Georgia state trooper charged with murder in shooting of black driver
Jacob Gordon Thompson, 27, was arrested on charges of felony murder and aggravated assault after he fatally shot Julian Lewis, 60, last Friday as Lewis tried to flee a traffic stop in Screven County, the George Bureau of Investigations announced Friday.
Thompson attempted to stop Lewis in his Nissan Sentra for what his family attorney said was a busted tail light. When Lewis refused to pull over, Thompson began a car chase along several streets.
Eventually, Thompson used what is called a PIT maneuver, short for pursuit intervention technique, which can cause a driver to lose control during a chase and come to a stop.
Lewis came to a stop in a ditch, at which point Thompson reportedly struck him in the head with a single round. Lewis was pronounced dead at the scene.
“Mr. Lewis never got out of the vehicle and the investigation will show that, mere seconds after the crash, he was shot to death, shot in the face and killed,” Francys Johnson, the lawyer for his family, told the Associated Press.
Thompson in an incident report wrote that he shot Lewis in the head because he feared he was going to run him over, the Atlanta Journal-Constitution reported.
“At some point, I heard the engine on the violator’s vehicle revving at a high rate of speed,” he wrote in the report, according to the outlet.
“I saw him wrenching the steering wheel in an aggressive back and forth manner towards me and my patrol vehicle,” Thompson went on.
“It appeared to me that the violator was trying to use his vehicle to injure me. Being in fear for my life and safety, I discharged my weapon once.”
But Johnson told the Journal-Constitution that Thompson unnecessarily escalated the situation when he used his vehicle to force Lewis off the road, a dangerous procedure typically reserved for the most high-risk cases.
“No one should have to bury a loved one simply because of a busted tail light,” Rev. James Woodall, president of the Georgia NAACP, told the AP.
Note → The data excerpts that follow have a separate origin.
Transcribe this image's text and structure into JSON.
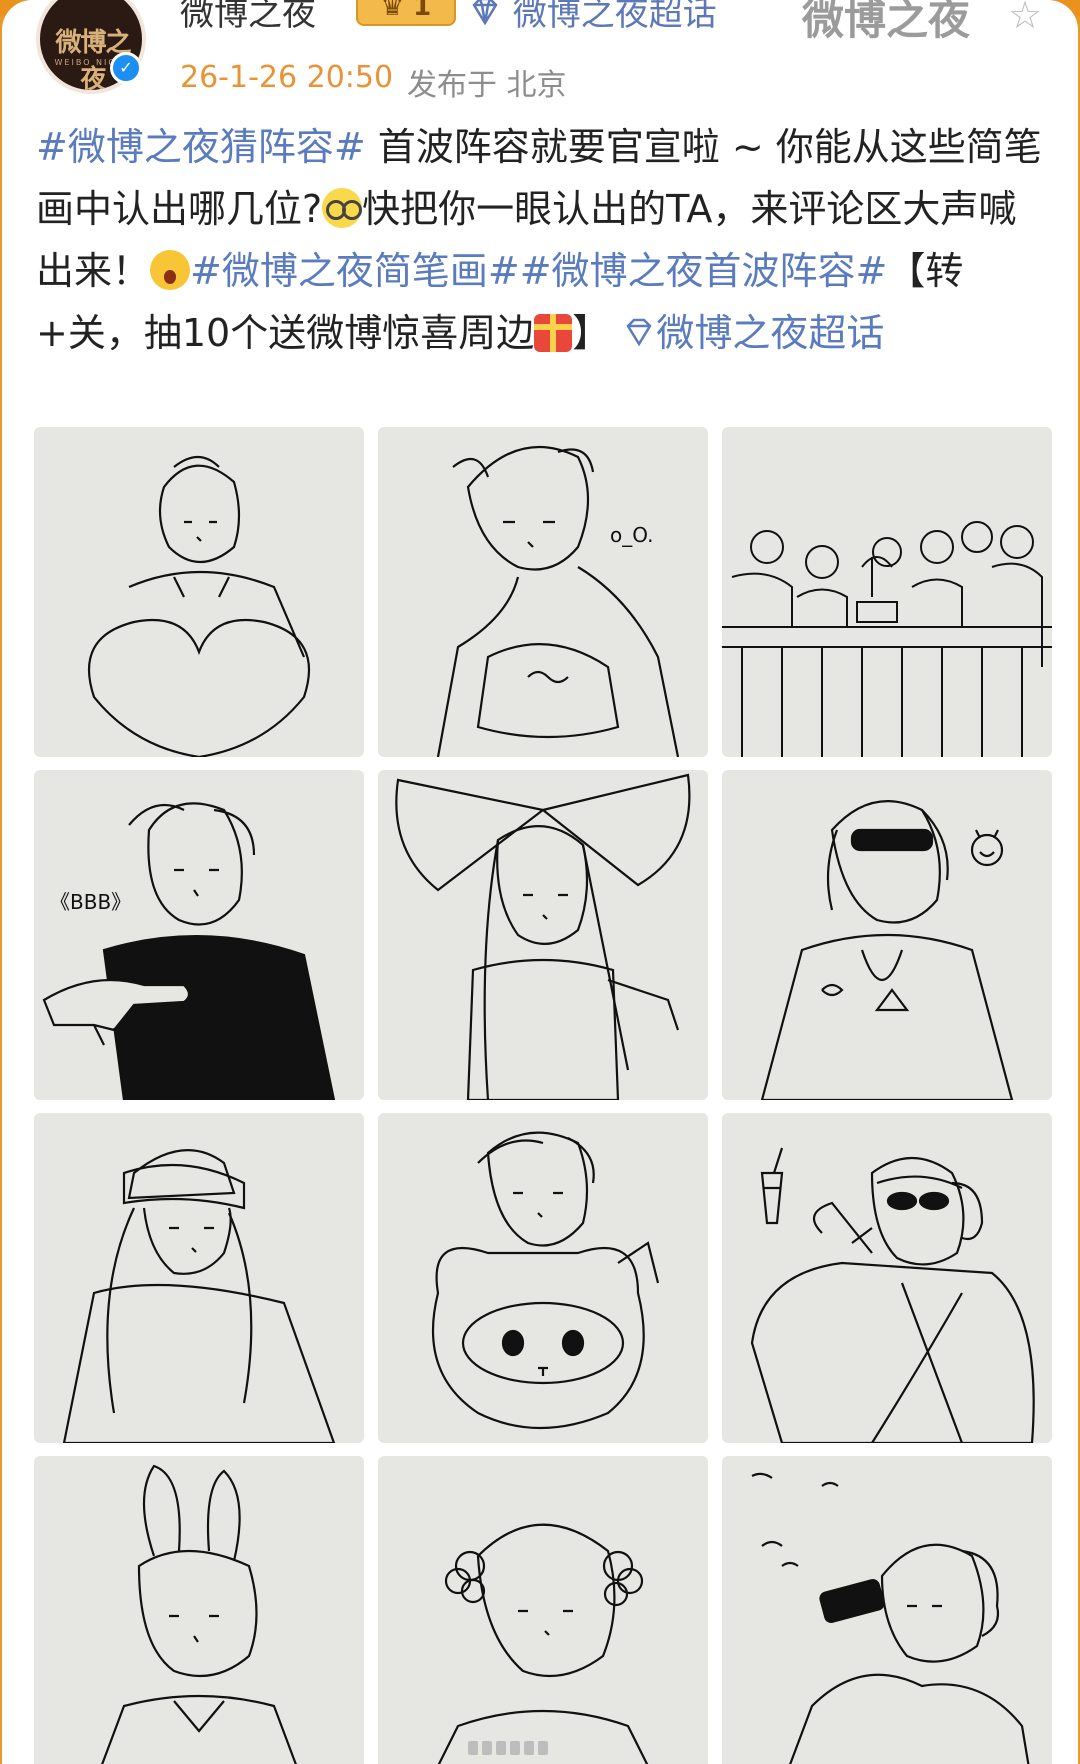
{
  "header": {
    "username": "微博之夜",
    "level": "1",
    "supertopic_label": "微博之夜超话",
    "brand": "微博之夜",
    "timestamp": "26-1-26 20:50",
    "location": "发布于 北京",
    "avatar_title": "微博之夜",
    "avatar_subtitle": "WEIBO NIGHT",
    "verified_mark": "✓"
  },
  "post": {
    "hashtag_1": "#微博之夜猜阵容#",
    "text_1": " 首波阵容就要官宣啦 ~ 你能从这些简笔画中认出哪几位?",
    "text_2": "快把你一眼认出的TA，来评论区大声喊出来！",
    "hashtag_2": "#微博之夜简笔画#",
    "hashtag_3": "#微博之夜首波阵容#",
    "text_3": "【转+关，抽10个送微博惊喜周边",
    "text_4": "】",
    "supertopic_link": "微博之夜超话"
  },
  "images": {
    "caption_oo": "o_O.",
    "caption_bbb": "《BBB》"
  },
  "icons": {
    "star": "star-icon",
    "diamond": "diamond-icon",
    "emoji_1": "glasses-emoji",
    "emoji_2": "shouting-emoji",
    "emoji_3": "gift-emoji"
  },
  "colors": {
    "accent_orange": "#e89436",
    "hashtag_blue": "#5a7bbf",
    "tile_bg": "#e6e6e3"
  }
}
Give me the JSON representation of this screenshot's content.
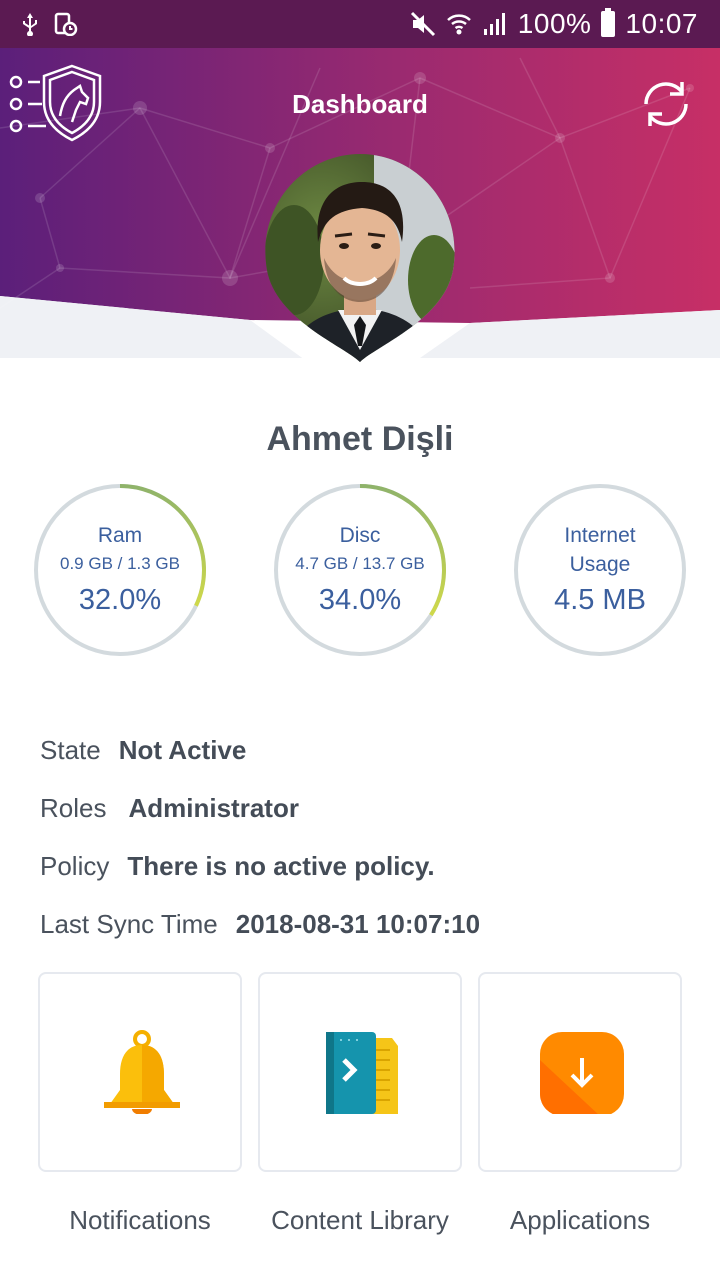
{
  "status_bar": {
    "left_icons": [
      "usb-icon",
      "screen-timer-icon"
    ],
    "right_icons": [
      "mute-icon",
      "wifi-icon",
      "signal-icon"
    ],
    "battery": "100%",
    "time": "10:07"
  },
  "header": {
    "title": "Dashboard",
    "menu_icon": "list-shield-logo-icon",
    "sync_icon": "sync-icon",
    "gradient": [
      "#5b1f7a",
      "#c72f66"
    ]
  },
  "user": {
    "name": "Ahmet Dişli",
    "avatar_icon": "user-avatar"
  },
  "gauges": [
    {
      "title": "Ram",
      "detail": "0.9 GB / 1.3 GB",
      "value": "32.0%",
      "fraction": 0.32
    },
    {
      "title": "Disc",
      "detail": "4.7 GB / 13.7 GB",
      "value": "34.0%",
      "fraction": 0.34
    },
    {
      "title": "Internet",
      "detail": "Usage",
      "value": "4.5 MB",
      "fraction": 0
    }
  ],
  "info": {
    "state_label": "State",
    "state_value": "Not Active",
    "roles_label": "Roles",
    "roles_value": "Administrator",
    "policy_label": "Policy",
    "policy_value": "There is no active policy.",
    "sync_label": "Last Sync Time",
    "sync_value": "2018-08-31 10:07:10"
  },
  "tiles": [
    {
      "label": "Notifications",
      "icon": "bell-icon"
    },
    {
      "label": "Content Library",
      "icon": "book-icon"
    },
    {
      "label": "Applications",
      "icon": "download-icon"
    }
  ],
  "colors": {
    "accent_text": "#3b5f9e",
    "gauge_track": "#d3dade",
    "gauge_progress_start": "#8fb36a",
    "gauge_progress_end": "#cfd94a"
  }
}
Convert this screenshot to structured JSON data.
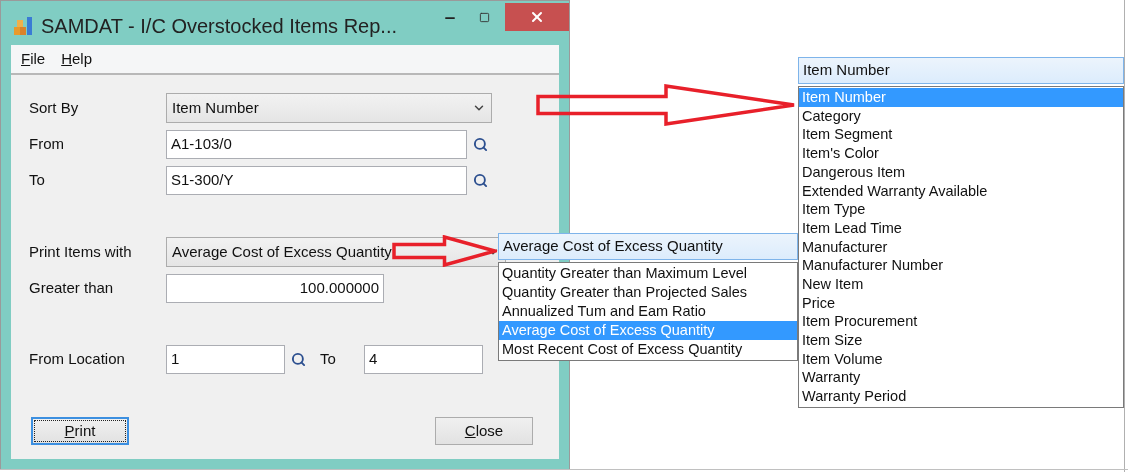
{
  "window": {
    "title": "SAMDAT - I/C Overstocked Items Rep..."
  },
  "menu": [
    "File",
    "Help"
  ],
  "sort_by": {
    "label": "Sort By",
    "value": "Item Number"
  },
  "from": {
    "label": "From",
    "value": "A1-103/0"
  },
  "to": {
    "label": "To",
    "value": "S1-300/Y"
  },
  "print_items_with": {
    "label": "Print Items with",
    "value": "Average Cost of Excess Quantity"
  },
  "greater_than": {
    "label": "Greater than",
    "value": "100.000000"
  },
  "location": {
    "label": "From Location",
    "from": "1",
    "to_label": "To",
    "to": "4"
  },
  "buttons": [
    {
      "label": "Print",
      "focused": true
    },
    {
      "label": "Close",
      "focused": false
    }
  ],
  "print_items_dropdown": {
    "value": "Average Cost of Excess Quantity",
    "options": [
      {
        "label": "Quantity Greater than Maximum Level",
        "selected": false
      },
      {
        "label": "Quantity Greater than Projected Sales",
        "selected": false
      },
      {
        "label": "Annualized Tum and Eam Ratio",
        "selected": false
      },
      {
        "label": "Average Cost of Excess Quantity",
        "selected": true
      },
      {
        "label": "Most Recent Cost of Excess Quantity",
        "selected": false
      }
    ]
  },
  "sort_by_dropdown": {
    "value": "Item Number",
    "options": [
      {
        "label": "Item Number",
        "selected": true
      },
      {
        "label": "Category",
        "selected": false
      },
      {
        "label": "Item Segment",
        "selected": false
      },
      {
        "label": "Item's Color",
        "selected": false
      },
      {
        "label": "Dangerous Item",
        "selected": false
      },
      {
        "label": "Extended Warranty Available",
        "selected": false
      },
      {
        "label": "Item Type",
        "selected": false
      },
      {
        "label": "Item Lead Time",
        "selected": false
      },
      {
        "label": "Manufacturer",
        "selected": false
      },
      {
        "label": "Manufacturer Number",
        "selected": false
      },
      {
        "label": "New Item",
        "selected": false
      },
      {
        "label": "Price",
        "selected": false
      },
      {
        "label": "Item Procurement",
        "selected": false
      },
      {
        "label": "Item Size",
        "selected": false
      },
      {
        "label": "Item Volume",
        "selected": false
      },
      {
        "label": "Warranty",
        "selected": false
      },
      {
        "label": "Warranty Period",
        "selected": false
      }
    ]
  }
}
“This was a case of racial profiling. We are not necessarily happy right now. Yes, the man was arrested, but we’re done dying.”
Johnson said Lewis was a carpenter and had recently finished a project for a local ministry.
Thompson will be booked into the Screven County Jail and the investigation is still ongoing, the George Bureau of Investigations.
“I think he’s a fine trooper,” Thompson’s attorney, Keith Barber, told the AP. “I think at the end of the day he will be exonerated in this case.”